Who: Ensiferum w/Septicflesh and Arsis
When: Tuesday, 01.15, 7 p.m.
Where: The Oriental Theater
Why: Helsinki, Finland’s Ensiferum is a melodic death metal band in the vein of the Gothenburg style but on the more orchestral end. Its use of acoustic guitars and folk structure and progressions give its music an expansive feel that evokes images of standing at the helm of one’s longboat charging toward unsuspecting European enclaves in the ninth century. Fans of Enslaved may enjoy Ensiferum’s similarly joyful performances.

Who: Supersuckers w/The Hangmen and Reno Divorce
When: Tuesday, 01.15, 7 p.m.
Where: Larimer Lounge
Why: Supersuckers started playing its brand of fuzzy cowpunk in Tucson, Arizona in 1988 before moving to Seattle in 1989 near the beginning of when more than a few music journalists from beyond the Pacific Northwest were starting to take not of happenings in the Emerald City’s underground.
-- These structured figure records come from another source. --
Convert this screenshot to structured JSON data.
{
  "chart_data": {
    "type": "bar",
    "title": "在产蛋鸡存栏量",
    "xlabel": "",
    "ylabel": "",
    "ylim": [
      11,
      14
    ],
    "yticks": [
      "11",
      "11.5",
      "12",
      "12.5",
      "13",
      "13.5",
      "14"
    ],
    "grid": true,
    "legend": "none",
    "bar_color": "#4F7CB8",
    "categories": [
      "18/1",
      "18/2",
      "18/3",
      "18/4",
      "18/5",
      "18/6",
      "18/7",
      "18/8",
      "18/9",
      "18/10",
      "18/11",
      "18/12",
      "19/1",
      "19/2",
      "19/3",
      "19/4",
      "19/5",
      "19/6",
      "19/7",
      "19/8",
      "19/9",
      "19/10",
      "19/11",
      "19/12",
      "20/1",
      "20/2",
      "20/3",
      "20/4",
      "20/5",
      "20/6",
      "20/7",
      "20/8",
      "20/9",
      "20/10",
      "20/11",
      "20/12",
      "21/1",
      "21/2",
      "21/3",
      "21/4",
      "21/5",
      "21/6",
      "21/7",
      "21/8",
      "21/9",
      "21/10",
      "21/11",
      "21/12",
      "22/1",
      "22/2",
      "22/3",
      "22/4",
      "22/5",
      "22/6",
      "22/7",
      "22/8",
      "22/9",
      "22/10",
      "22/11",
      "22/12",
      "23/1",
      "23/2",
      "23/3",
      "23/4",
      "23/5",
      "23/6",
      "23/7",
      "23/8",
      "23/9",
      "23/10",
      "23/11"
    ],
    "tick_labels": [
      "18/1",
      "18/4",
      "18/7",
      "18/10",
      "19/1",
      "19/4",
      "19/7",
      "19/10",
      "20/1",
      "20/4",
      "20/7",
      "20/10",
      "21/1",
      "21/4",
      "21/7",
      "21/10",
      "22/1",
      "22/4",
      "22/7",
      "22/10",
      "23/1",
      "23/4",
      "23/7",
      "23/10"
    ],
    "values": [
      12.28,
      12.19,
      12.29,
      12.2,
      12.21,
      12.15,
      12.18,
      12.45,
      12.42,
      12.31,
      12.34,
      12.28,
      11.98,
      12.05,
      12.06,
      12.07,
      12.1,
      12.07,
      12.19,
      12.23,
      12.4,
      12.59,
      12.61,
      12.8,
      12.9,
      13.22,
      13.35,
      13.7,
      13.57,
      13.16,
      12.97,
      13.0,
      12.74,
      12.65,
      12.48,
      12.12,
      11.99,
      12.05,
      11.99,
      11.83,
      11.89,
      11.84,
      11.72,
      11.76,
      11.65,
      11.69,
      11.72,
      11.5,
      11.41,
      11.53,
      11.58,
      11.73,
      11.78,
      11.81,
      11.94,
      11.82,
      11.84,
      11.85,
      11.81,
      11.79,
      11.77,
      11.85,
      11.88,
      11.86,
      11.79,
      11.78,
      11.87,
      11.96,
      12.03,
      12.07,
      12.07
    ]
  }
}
The band never made the big time the way the grunge bands everyone has heard of did but it has been able to carve out a career for itself and its wiseacre, intentionally lowbrow humor. Who else would start off their 1992 album on Sub Pop, The Smoke of Hell, with a song called “Coattail Rider” at the peak of the alternative rock explosion? Such chutzpah must continue to be honored. Oh yeah, the trio’s 2018 album, out on Acetate Records, is called Suck It. That the underground rock world has come back around to the sound Supersuckers perfected three decades ago is surely not lost on the band as a choice bit of irony. The song “History Of Rock n’ Roll” in which Eddie Spaghetti sings about how Supersuckers, the greatest band in the world is a footnote in the history of rock ‘n roll suggests they’re well aware.